Stepping carefully through broken glass, she entered the lobby. She looked at the pair of heavy metal doors directly ahead of her, and remembered when she’d pried them open the prior year, so excited by the possibilities of what she might discover, only to find: another tunnel. A vertical tunnel, sure, but a tunnel nonetheless.
She made her way up the stairs, and thought of what might be found outside the land of tunnels. Were there other peoples? How did they live? On the surface?
She reached the sixth floor, and walked past two open doors, each revealing a whole host of electronic gadgets that she was forbidden to touch. She scowled.
How could Lucy support the Founders’ rules? Punishing everyone because of mistakes others had made in the past. Banning invention, ingenuity, discovery.

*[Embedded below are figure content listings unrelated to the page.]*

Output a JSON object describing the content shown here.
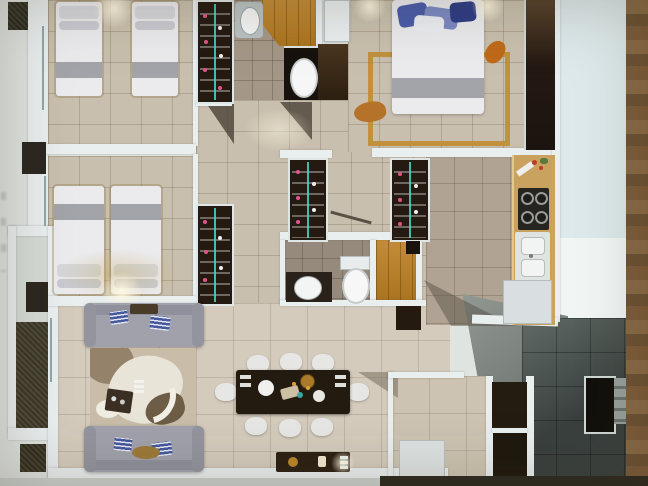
{
  "photo": {
    "description": "Photograph of a 3D-rendered top-down apartment floor plan on paper",
    "background": {
      "paper": "pale paper sheet visible top-right",
      "table_edge": "brown wood table surface visible along right edge",
      "legible_text": "none"
    }
  },
  "palette": {
    "outside": "#e0e4e1",
    "tile": "#c9bfae",
    "tile_light": "#d4cbbc",
    "tile_gray": "#a59787",
    "tile_kitchen": "#b1a393",
    "wall": "#e9eeef",
    "closet": "#241a12",
    "bed": "#ebebee",
    "bed_band": "#a3a4aa",
    "pillow_navy": "#46589e",
    "sofa": "#a0a1ab",
    "sofa_dark": "#8f909b",
    "chair": "#e6e7e5",
    "table_dark": "#231a10",
    "counter": "#c9a25f",
    "gold": "#c08c32",
    "orange": "#c06a1a",
    "accent_pink": "#e0568a",
    "accent_teal": "#49d8d0",
    "terrace_dark": "#39403e",
    "terrace_mid": "#616a66",
    "terrace_light": "#949a94",
    "planter": "#4f4a37",
    "paper": "#dde9eb",
    "paper_glare": "#f1f6f5",
    "wood_bg": "#77552f"
  },
  "apartment": {
    "rooms": [
      {
        "name": "bedroom-1",
        "furniture": [
          "twin-bed",
          "twin-bed",
          "wardrobe",
          "ceiling-light"
        ]
      },
      {
        "name": "bathroom-1",
        "furniture": [
          "sink",
          "toilet",
          "dark-cabinet"
        ]
      },
      {
        "name": "entry-hall",
        "furniture": [
          "wood-floor",
          "white-door-panel"
        ]
      },
      {
        "name": "master-bedroom",
        "furniture": [
          "double-bed",
          "blue-pillows",
          "wall-wardrobe",
          "gold-rug",
          "ceiling-light",
          "ceiling-light"
        ]
      },
      {
        "name": "kitchen",
        "furniture": [
          "counter",
          "stove-4-burners",
          "double-sink",
          "fridge"
        ]
      },
      {
        "name": "walk-in-closet-a",
        "furniture": [
          "hanging-clothes"
        ]
      },
      {
        "name": "walk-in-closet-b",
        "furniture": [
          "hanging-clothes"
        ]
      },
      {
        "name": "bedroom-2",
        "furniture": [
          "twin-bed",
          "twin-bed",
          "wardrobe",
          "ceiling-light"
        ]
      },
      {
        "name": "bathroom-2",
        "furniture": [
          "vanity-sink",
          "toilet"
        ]
      },
      {
        "name": "living-room",
        "furniture": [
          "sofa",
          "sofa",
          "abstract-area-rug",
          "coffee-table"
        ]
      },
      {
        "name": "dining-area",
        "furniture": [
          "dining-table",
          "eight-chairs",
          "sideboard",
          "lit-candle"
        ]
      },
      {
        "name": "utility-room",
        "furniture": [
          "washer-box"
        ]
      },
      {
        "name": "balcony-left",
        "furniture": [
          "dark-planters"
        ]
      },
      {
        "name": "terrace",
        "furniture": [
          "dark-tile-floor",
          "doorway",
          "steps"
        ]
      }
    ],
    "counts": {
      "twin_beds": 4,
      "double_beds": 1,
      "sofas": 2,
      "dining_chairs": 8,
      "stove_burners": 4,
      "walk_in_closets": 2
    }
  }
}
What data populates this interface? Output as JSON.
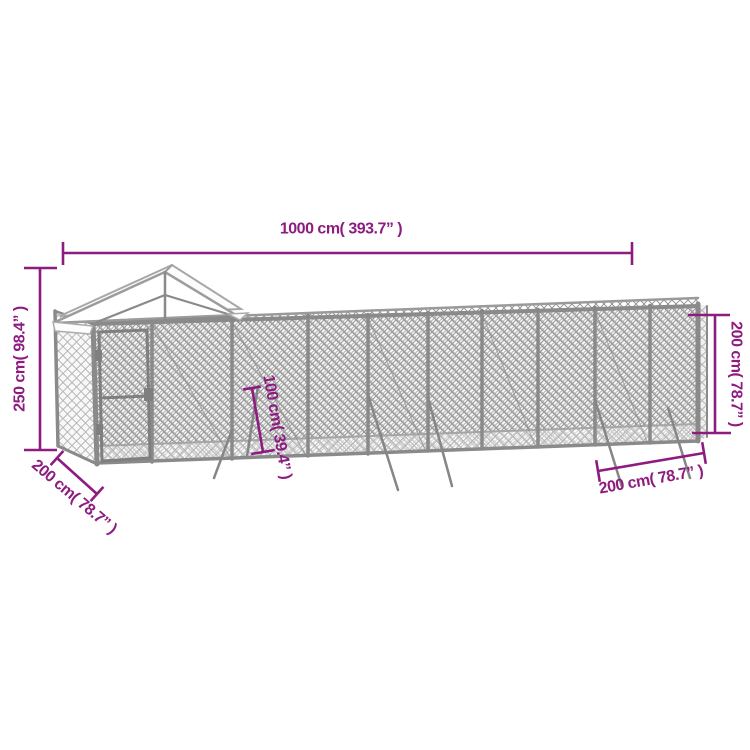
{
  "canvas": {
    "width": 750,
    "height": 750,
    "background": "#ffffff"
  },
  "colors": {
    "dimension": "#8E1B80",
    "frame": "#8a8a8a",
    "frame_light": "#a6a6a6",
    "mesh": "#8f8f8f",
    "mesh_light": "#b3b3b3",
    "roof_fill": "#fdfdfd",
    "roof_edge": "#9c9c9c"
  },
  "dimensions": {
    "length_top": {
      "label": "1000 cm( 393.7” )"
    },
    "height_left": {
      "label": "250 cm( 98.4” )"
    },
    "depth_front_left": {
      "label": "200 cm( 78.7” )"
    },
    "brace_center": {
      "label": "100 cm( 39.4” )"
    },
    "height_right": {
      "label": "200 cm( 78.7” )"
    },
    "depth_bottom_right": {
      "label": "200 cm( 78.7” )"
    }
  }
}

For what? What were they so afraid of? She wasn’t going to destroy anything.
She entered the third office, and her scowl gave way to a smile. She looked at the diagrams which fate had placed in her path, and the parts she had painstakingly gathered. Together, they comprised her golden opportunity to build something, to contribute one of the wonders of the world she stared at every day. More than that, to use what she created to get away, to go to the far away places she could currently only imagine.
Mobility. Freedom. How could Lucy honestly believe this was wrong? What harm could possibly come of creating a working car engine?